The Bug vs Ghost Dubs - Implosion

1. THE BUG - Hooked (Hyams Gym, Leytonstone)
2. GHOST DUBS - In The Zone
3. THE BUG – Believers (Imperial Gardens, Camberwell)
4. GHOST DUBS - Hope
5. THE BUG – Burial Skank (Mass, Brixton)
6. GHOST DUBS - Dub Remote
7. THE BUG - Alien Virus (West Indian Centre, Leeds)
8. GHOST DUBS - Down
9. THE BUG - Militants (The Rocket, Holloway)
10. GHOST DUBS - Into The Mystic
11. THE BUG - Dread (The End, London)
12. GHOST DUBS - Midnight
13. THE BUG - Spectres (Plastic People, Shoreditch)
14. GHOST DUBS - Waterhouse
15. THE BUG - Duppied (Brixton Rec)
16. GHOST DUBS - No Words

2025 - Pressure

Sortie le : 14 novembre 2025

Quand les fantômes font pression sur les basses

Esquisse de soundsystem dans la grisaille sur l’artwork, titre évocateur d’un certain terrorisme sonique... Implosion s’inscrit clairement dans la lignée de l’excellent Damaged, premier long format de l’Allemand Michael Fiedler en tant que Ghost Dubs chroniqué l’an dernier dans nos pages et publié, déjà, sur le label Pressure de Kevin Martin. Si ce n’est qu’ici le Britannique est également au générique, associé à son poulain sous l’alias The Bug, identité décidément de plus en plus métamorphe.
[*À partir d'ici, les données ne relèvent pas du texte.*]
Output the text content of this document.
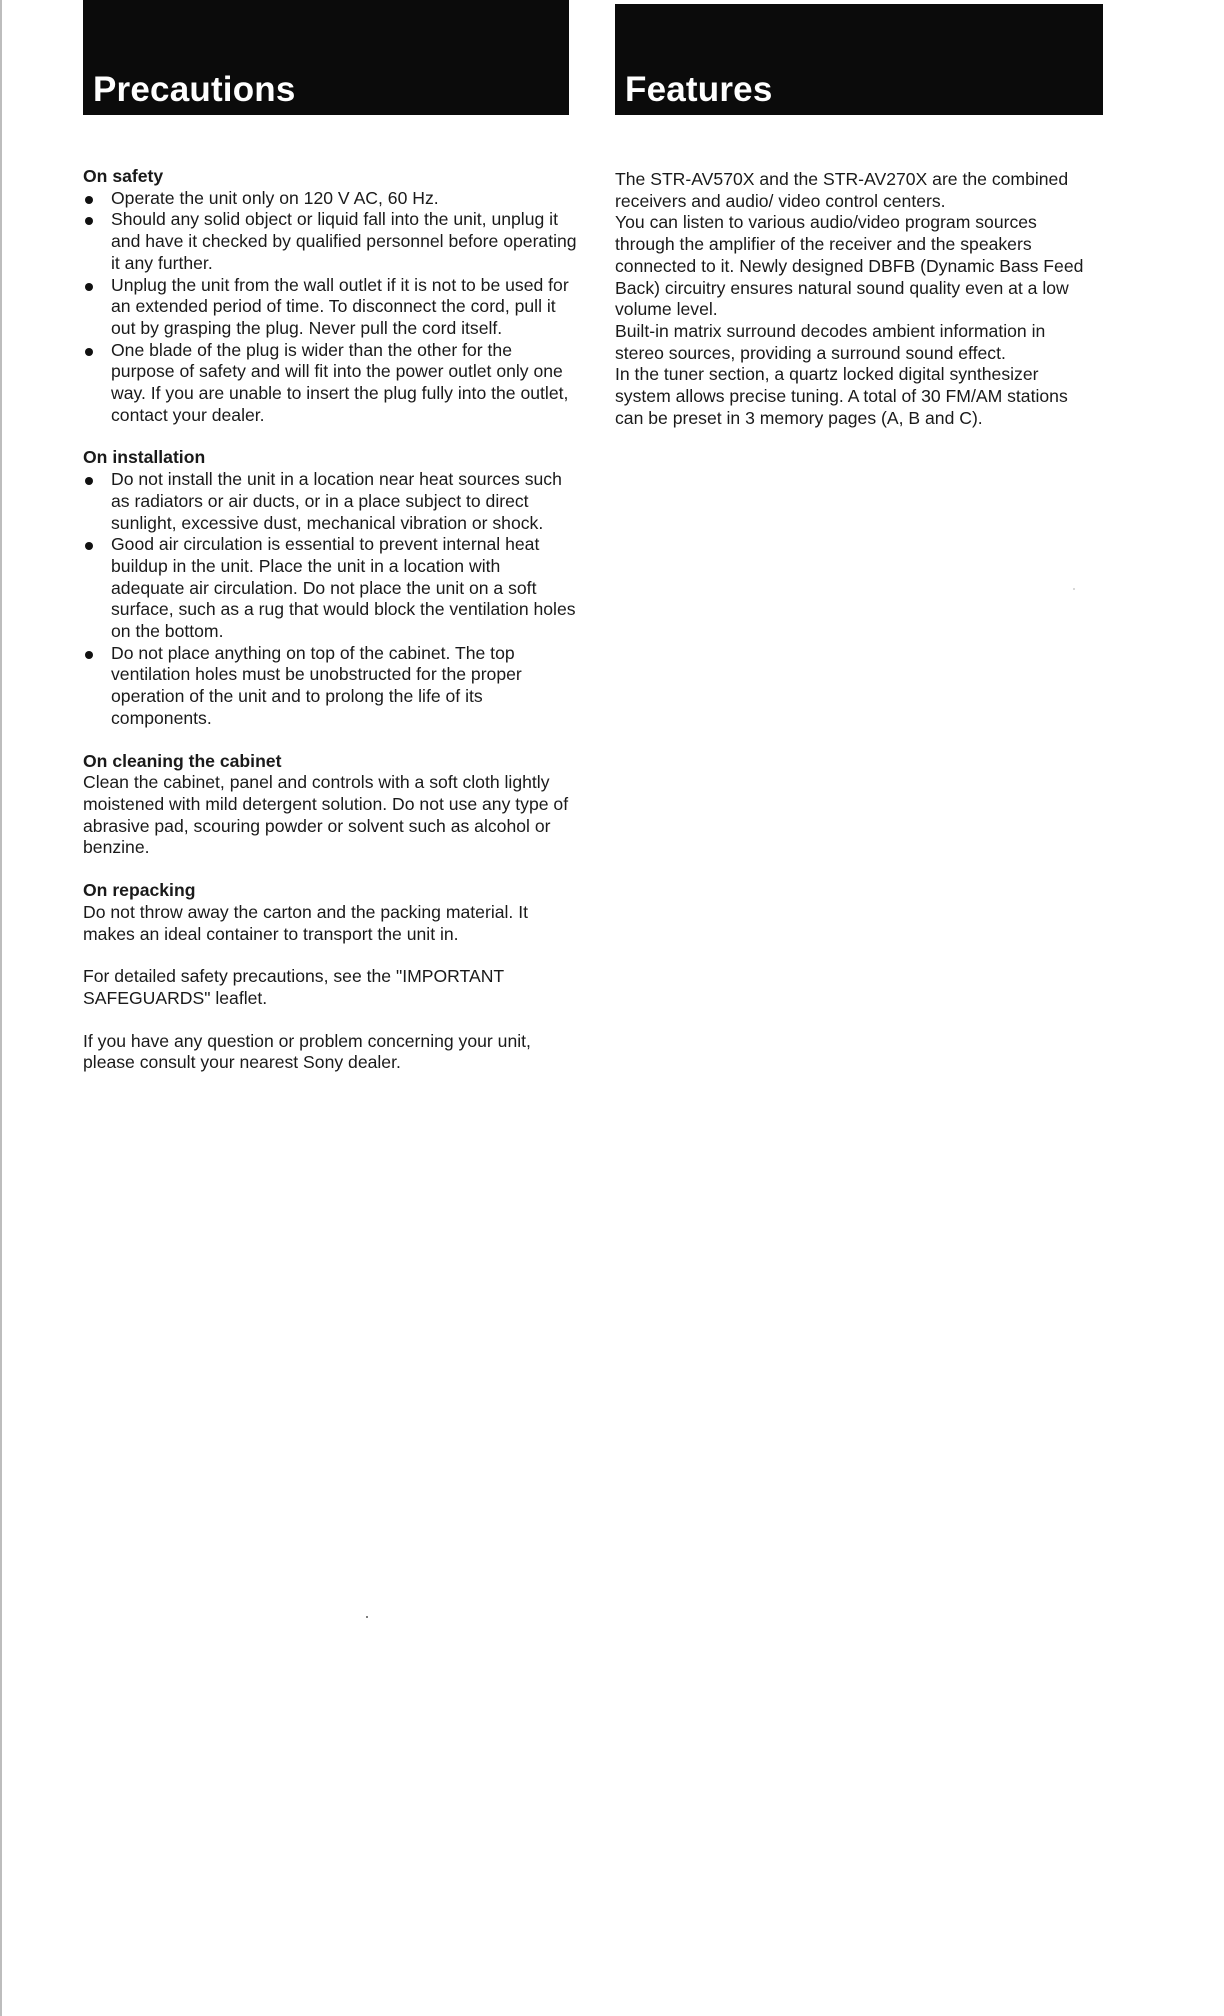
Precautions	Features

On safety

Operate the unit only on 120 V AC, 60 Hz.
Should any solid object or liquid fall into the unit, unplug it and have it checked by qualified personnel before operating it any further.
Unplug the unit from the wall outlet if it is not to be used for an extended period of time. To disconnect the cord, pull it out by grasping the plug. Never pull the cord itself.
One blade of the plug is wider than the other for the purpose of safety and will fit into the power outlet only one way. If you are unable to insert the plug fully into the outlet, contact your dealer.

On installation

Do not install the unit in a location near heat sources such as radiators or air ducts, or in a place subject to direct sunlight, excessive dust, mechanical vibration or shock.
Good air circulation is essential to prevent internal heat buildup in the unit. Place the unit in a location with adequate air circulation. Do not place the unit on a soft surface, such as a rug that would block the ventilation holes on the bottom.
Do not place anything on top of the cabinet. The top ventilation holes must be unobstructed for the proper operation of the unit and to prolong the life of its components.

On cleaning the cabinet

Clean the cabinet, panel and controls with a soft cloth lightly moistened with mild detergent solution. Do not use any type of abrasive pad, scouring powder or solvent such as alcohol or benzine.

On repacking

Do not throw away the carton and the packing material. It makes an ideal container to transport the unit in.

For detailed safety precautions, see the "IMPORTANT SAFEGUARDS" leaflet.

If you have any question or problem concerning your unit, please consult your nearest Sony dealer.

The STR-AV570X and the STR-AV270X are the combined receivers and audio/ video control centers.

You can listen to various audio/video program sources through the amplifier of the receiver and the speakers connected to it. Newly designed DBFB (Dynamic Bass Feed Back) circuitry ensures natural sound quality even at a low volume level.

Built-in matrix surround decodes ambient information in stereo sources, providing a surround sound effect.

In the tuner section, a quartz locked digital synthesizer system allows precise tuning. A total of 30 FM/AM stations can be preset in 3 memory pages (A, B and C).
Pas de collaboration à proprement parler toutefois mais un split album, chacun dans son coin, dont les morceaux bien que composés et enregistrés séparément font montre d’une surprenante homogénéité, comme si chacun des musiciens avait plus ou moins consciemment fait un pas vers l’univers de l’autre pour cette sortie. En résulte un dub-ambient toujours aussi immersif et porté sur les infrabasses massives mais avec quelque chose en plus, typique de l’ex Techno Animal et que l’on retrouvait également sur sa récente série Machine  : une dimension nettement plus rampante et insidieuse, à la fois pesante et crépusculaire, qui évoque quelque chose du compère Mick Harris lorsqu’il revêt les oripeaux de Scorn.

La densité minimale de ces soundscapes du côté obscur rend également ces instrus d’autant plus hypnotiques et entêtants, qu’ils soient plus ou moins saturés (Burial Skank) ou liquéfiés (Midnight), menaçants (Hooked, Dread), technoïdes (Militants, Waterhouse, Duppied) ou hantés (Spectres, No Words). Un enfer glacé dont les micro-variations ne lassent jamais et au sein duquel il fait paradoxalement bon se lover pour échapper au constant chaos tapageur de notre prétendu "confort" racoleur.